Serviceability Performance of Timber Concrete Composite Floors


  • Thomas Tannert Wood Engineering, University of Northern British Columbia
  • Md Mehdi Ebadi Wood Engineering, University of Northern British Columbia
  • Adam Gerber Aspect Engineering, Vancouver, Canada



There is much potential for engineered wood products to be used beyond low-rise residential construction when incorporating the notion of hybrid systems like timber-concrete-composites (TCC). TCC systems are comprised of a timber element connected to a concrete slab through a shear connection. By combining the complimentary properties of timber and concrete, the performance of timber floors can be enhanced, including bending stiffness, load-bearing capacity, dynamic response, airborne sound transmission, structural fire rating, and thermal mass. A large number of T-beam TCC systems existed for decades; however, the growing availability of panel-type products in North America offers designers greater versatility in terms of structural and building physics performance.
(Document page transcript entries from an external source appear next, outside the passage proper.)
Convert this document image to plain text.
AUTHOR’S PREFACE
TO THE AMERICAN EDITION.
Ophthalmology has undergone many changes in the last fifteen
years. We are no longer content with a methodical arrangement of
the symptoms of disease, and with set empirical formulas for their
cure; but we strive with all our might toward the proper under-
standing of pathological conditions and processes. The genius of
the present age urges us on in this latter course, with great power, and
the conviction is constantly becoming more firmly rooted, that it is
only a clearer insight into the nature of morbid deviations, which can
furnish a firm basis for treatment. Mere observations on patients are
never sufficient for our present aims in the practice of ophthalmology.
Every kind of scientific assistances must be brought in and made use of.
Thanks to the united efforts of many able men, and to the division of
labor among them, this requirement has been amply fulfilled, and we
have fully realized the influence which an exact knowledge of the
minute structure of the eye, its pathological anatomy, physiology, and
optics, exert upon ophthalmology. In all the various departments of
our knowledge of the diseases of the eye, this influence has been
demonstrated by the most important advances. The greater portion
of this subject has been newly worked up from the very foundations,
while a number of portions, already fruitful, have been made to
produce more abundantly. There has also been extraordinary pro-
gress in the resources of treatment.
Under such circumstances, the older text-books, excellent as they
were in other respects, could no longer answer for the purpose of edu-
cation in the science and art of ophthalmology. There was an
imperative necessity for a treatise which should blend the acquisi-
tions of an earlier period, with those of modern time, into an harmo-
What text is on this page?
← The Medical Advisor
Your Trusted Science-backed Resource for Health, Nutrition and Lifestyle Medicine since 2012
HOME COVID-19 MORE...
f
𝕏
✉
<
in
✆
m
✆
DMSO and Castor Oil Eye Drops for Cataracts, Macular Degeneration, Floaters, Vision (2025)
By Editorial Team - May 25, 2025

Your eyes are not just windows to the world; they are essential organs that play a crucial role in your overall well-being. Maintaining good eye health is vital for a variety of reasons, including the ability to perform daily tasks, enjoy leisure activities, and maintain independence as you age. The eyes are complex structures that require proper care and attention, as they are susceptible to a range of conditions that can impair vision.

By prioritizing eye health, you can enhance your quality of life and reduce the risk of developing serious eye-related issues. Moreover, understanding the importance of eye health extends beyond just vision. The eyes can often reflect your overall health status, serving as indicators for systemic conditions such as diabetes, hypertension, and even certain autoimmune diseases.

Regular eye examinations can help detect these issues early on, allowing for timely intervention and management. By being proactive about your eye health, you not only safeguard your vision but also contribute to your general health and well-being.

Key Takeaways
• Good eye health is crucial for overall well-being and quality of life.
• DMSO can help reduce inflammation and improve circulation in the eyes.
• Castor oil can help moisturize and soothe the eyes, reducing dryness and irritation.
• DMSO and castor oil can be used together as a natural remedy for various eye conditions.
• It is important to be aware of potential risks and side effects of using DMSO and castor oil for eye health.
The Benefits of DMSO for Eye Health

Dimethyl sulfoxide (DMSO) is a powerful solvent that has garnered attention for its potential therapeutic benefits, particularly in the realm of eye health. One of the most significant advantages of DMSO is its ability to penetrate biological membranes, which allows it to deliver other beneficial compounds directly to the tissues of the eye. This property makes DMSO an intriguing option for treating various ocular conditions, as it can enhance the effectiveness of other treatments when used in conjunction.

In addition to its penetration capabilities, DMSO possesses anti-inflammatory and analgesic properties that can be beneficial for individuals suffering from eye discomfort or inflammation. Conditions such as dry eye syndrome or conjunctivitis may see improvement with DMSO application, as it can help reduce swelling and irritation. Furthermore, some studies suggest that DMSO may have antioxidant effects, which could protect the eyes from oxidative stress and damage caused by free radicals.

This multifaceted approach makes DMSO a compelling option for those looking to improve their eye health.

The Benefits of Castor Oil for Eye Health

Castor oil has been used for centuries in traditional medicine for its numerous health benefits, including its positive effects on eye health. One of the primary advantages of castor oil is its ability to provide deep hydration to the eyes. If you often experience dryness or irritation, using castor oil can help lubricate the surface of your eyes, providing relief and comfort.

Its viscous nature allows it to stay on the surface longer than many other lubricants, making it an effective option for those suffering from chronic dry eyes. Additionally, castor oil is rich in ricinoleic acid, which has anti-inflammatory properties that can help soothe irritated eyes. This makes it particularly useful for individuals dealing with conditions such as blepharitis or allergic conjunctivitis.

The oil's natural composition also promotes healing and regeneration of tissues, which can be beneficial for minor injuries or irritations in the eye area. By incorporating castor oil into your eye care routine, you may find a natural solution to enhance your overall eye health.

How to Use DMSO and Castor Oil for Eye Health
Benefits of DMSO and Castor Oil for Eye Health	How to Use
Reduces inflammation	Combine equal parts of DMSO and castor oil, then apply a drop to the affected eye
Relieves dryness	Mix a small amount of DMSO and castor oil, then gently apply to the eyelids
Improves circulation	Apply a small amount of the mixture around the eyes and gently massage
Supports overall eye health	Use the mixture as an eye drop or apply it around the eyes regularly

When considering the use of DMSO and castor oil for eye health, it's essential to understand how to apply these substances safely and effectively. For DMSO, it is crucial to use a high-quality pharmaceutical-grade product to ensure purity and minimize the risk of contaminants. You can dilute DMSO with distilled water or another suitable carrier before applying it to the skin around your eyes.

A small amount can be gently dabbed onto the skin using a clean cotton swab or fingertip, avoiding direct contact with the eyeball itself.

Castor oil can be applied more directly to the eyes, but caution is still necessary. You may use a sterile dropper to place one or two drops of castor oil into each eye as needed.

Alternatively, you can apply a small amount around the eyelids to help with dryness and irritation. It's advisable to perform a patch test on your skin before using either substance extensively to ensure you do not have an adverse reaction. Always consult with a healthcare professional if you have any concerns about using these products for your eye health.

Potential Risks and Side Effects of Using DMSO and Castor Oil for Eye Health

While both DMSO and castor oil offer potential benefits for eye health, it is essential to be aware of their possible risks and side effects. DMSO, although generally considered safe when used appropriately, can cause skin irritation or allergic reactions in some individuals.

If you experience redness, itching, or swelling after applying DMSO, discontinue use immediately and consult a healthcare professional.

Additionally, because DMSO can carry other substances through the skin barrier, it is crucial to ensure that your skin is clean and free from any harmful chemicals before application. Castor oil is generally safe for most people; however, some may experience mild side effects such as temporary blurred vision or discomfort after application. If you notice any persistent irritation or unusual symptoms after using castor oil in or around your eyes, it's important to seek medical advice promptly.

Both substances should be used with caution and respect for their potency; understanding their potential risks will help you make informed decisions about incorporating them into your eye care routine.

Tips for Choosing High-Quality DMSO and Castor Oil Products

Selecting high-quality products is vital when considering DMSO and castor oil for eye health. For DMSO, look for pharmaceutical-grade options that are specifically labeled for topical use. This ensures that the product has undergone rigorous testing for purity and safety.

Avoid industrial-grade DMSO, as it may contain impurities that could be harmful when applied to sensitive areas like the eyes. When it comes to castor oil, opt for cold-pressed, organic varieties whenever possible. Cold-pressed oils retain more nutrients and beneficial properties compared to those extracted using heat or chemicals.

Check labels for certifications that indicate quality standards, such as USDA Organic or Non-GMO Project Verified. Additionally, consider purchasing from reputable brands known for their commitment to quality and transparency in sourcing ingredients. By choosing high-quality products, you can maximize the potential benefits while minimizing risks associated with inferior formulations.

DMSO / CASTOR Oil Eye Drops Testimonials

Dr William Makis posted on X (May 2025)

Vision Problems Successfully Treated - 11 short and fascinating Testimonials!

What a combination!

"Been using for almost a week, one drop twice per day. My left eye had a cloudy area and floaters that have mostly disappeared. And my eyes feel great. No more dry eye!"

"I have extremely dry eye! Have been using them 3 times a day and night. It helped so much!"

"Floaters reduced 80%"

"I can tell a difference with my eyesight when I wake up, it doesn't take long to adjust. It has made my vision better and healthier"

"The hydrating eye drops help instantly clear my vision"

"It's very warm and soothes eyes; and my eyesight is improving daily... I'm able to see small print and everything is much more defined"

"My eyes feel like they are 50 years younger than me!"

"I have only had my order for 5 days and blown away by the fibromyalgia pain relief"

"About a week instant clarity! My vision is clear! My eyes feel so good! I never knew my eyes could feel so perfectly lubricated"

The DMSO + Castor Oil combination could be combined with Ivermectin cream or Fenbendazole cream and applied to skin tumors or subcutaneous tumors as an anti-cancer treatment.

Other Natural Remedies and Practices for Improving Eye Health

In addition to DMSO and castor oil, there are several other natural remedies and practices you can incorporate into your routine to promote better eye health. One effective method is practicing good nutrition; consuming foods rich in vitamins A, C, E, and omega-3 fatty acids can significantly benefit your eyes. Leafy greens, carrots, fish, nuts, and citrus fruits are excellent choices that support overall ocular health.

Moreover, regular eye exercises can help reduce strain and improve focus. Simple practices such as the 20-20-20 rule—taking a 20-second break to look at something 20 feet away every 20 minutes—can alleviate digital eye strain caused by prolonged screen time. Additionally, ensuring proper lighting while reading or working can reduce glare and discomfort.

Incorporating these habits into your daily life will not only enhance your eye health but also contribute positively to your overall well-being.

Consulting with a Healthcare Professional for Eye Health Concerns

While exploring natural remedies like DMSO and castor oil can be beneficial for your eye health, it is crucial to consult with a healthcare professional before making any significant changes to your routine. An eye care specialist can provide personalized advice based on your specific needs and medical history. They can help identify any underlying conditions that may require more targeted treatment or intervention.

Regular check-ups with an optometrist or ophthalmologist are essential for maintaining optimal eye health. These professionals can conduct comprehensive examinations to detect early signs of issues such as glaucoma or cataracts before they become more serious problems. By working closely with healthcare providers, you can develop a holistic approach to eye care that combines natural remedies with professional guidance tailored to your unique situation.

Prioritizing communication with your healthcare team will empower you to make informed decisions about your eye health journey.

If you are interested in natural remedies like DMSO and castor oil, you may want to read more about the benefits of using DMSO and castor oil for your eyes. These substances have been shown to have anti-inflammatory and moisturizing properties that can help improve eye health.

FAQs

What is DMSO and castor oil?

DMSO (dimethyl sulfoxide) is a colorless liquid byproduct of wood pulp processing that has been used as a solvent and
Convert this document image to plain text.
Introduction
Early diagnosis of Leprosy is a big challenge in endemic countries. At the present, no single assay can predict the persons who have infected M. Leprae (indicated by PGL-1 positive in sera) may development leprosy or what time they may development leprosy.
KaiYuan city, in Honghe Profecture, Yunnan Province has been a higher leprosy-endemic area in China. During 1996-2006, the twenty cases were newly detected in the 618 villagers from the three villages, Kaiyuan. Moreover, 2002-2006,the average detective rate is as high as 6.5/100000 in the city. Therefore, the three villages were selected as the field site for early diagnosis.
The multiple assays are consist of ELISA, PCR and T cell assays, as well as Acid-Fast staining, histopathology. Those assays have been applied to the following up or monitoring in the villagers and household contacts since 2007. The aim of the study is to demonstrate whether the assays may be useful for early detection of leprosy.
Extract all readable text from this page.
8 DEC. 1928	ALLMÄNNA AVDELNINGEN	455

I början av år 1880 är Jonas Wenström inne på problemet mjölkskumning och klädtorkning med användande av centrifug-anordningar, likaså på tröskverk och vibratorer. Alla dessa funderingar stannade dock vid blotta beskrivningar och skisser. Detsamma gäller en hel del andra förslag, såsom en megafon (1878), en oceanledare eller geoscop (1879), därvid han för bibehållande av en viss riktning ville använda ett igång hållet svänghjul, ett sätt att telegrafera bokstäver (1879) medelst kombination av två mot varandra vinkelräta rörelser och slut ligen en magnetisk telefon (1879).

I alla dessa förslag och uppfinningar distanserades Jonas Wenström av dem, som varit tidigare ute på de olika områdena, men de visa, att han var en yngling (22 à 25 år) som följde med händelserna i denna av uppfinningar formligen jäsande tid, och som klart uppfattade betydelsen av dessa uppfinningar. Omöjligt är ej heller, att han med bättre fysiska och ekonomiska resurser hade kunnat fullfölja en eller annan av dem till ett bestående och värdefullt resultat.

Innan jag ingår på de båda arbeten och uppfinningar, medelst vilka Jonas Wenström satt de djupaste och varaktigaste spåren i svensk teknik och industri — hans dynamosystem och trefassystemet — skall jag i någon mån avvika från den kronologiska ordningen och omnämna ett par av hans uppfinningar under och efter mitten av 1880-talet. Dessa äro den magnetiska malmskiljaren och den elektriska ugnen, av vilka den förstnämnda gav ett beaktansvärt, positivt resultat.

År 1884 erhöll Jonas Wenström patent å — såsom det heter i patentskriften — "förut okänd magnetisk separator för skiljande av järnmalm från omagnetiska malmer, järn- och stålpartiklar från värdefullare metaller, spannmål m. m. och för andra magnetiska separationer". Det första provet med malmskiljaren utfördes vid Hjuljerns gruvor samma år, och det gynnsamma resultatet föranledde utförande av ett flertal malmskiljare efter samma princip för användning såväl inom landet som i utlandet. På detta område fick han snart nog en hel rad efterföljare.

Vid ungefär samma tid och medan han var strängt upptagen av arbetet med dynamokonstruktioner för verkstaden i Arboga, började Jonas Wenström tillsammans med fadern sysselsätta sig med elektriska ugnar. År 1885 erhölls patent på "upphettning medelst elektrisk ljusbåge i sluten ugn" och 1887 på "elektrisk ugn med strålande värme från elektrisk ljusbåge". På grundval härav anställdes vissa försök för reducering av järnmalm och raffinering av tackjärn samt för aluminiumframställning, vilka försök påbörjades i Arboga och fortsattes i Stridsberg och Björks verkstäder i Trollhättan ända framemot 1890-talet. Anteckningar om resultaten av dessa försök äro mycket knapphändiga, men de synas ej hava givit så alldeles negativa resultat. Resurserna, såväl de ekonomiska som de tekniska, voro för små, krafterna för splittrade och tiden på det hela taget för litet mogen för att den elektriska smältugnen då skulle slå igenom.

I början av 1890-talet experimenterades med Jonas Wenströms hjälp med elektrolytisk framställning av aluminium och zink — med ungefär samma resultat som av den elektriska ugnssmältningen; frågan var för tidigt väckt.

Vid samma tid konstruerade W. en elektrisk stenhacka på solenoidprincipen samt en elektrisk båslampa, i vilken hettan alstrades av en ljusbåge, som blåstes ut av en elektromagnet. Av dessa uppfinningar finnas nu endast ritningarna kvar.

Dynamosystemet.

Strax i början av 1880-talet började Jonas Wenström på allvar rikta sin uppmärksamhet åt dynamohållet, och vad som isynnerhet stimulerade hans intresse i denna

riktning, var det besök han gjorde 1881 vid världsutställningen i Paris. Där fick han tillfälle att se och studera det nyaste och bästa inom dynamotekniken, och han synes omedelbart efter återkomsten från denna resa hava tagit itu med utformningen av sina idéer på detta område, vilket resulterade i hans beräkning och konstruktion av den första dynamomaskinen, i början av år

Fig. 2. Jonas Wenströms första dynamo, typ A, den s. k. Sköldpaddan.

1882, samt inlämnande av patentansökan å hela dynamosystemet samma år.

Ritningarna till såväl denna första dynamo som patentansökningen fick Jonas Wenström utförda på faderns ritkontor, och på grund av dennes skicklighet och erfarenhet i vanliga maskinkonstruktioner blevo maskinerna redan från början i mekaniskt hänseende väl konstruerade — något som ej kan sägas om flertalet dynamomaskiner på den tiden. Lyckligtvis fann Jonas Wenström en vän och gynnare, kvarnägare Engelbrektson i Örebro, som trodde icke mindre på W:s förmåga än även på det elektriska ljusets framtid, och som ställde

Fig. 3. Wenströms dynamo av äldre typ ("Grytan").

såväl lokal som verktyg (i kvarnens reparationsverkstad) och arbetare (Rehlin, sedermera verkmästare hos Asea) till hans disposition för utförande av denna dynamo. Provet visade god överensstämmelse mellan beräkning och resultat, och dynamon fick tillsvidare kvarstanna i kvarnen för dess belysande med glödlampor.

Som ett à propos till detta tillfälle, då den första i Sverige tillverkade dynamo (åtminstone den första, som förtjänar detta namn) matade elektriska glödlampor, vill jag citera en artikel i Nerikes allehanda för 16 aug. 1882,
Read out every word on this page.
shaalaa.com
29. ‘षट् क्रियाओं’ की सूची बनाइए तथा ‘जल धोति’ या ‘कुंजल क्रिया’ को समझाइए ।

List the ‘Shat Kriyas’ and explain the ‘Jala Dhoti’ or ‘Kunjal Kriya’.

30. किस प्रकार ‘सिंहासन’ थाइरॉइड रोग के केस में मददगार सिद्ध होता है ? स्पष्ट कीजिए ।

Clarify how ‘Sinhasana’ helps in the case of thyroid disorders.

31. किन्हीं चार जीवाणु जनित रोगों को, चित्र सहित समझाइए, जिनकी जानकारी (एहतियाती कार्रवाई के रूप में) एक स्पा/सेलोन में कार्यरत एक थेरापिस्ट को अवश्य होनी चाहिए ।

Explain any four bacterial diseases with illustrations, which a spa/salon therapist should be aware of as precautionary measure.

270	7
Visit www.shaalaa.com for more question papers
While stiffness and strength design of TCC systems is straight-forward, there is little design guidance available in terms of vibration and long-term performance. The bending, vibration and long-term performance for a range of TCC systems in several EWPs were validated on small-scale shear tests, floor panels subjected to serviceability loads for 2.5 years, and subsequent full-size bending tests. The tests confirmed that calculations according to the ?-method can predict the basic stiffness and dynamic properties of TCC floors within a reasonable degree of accuracy.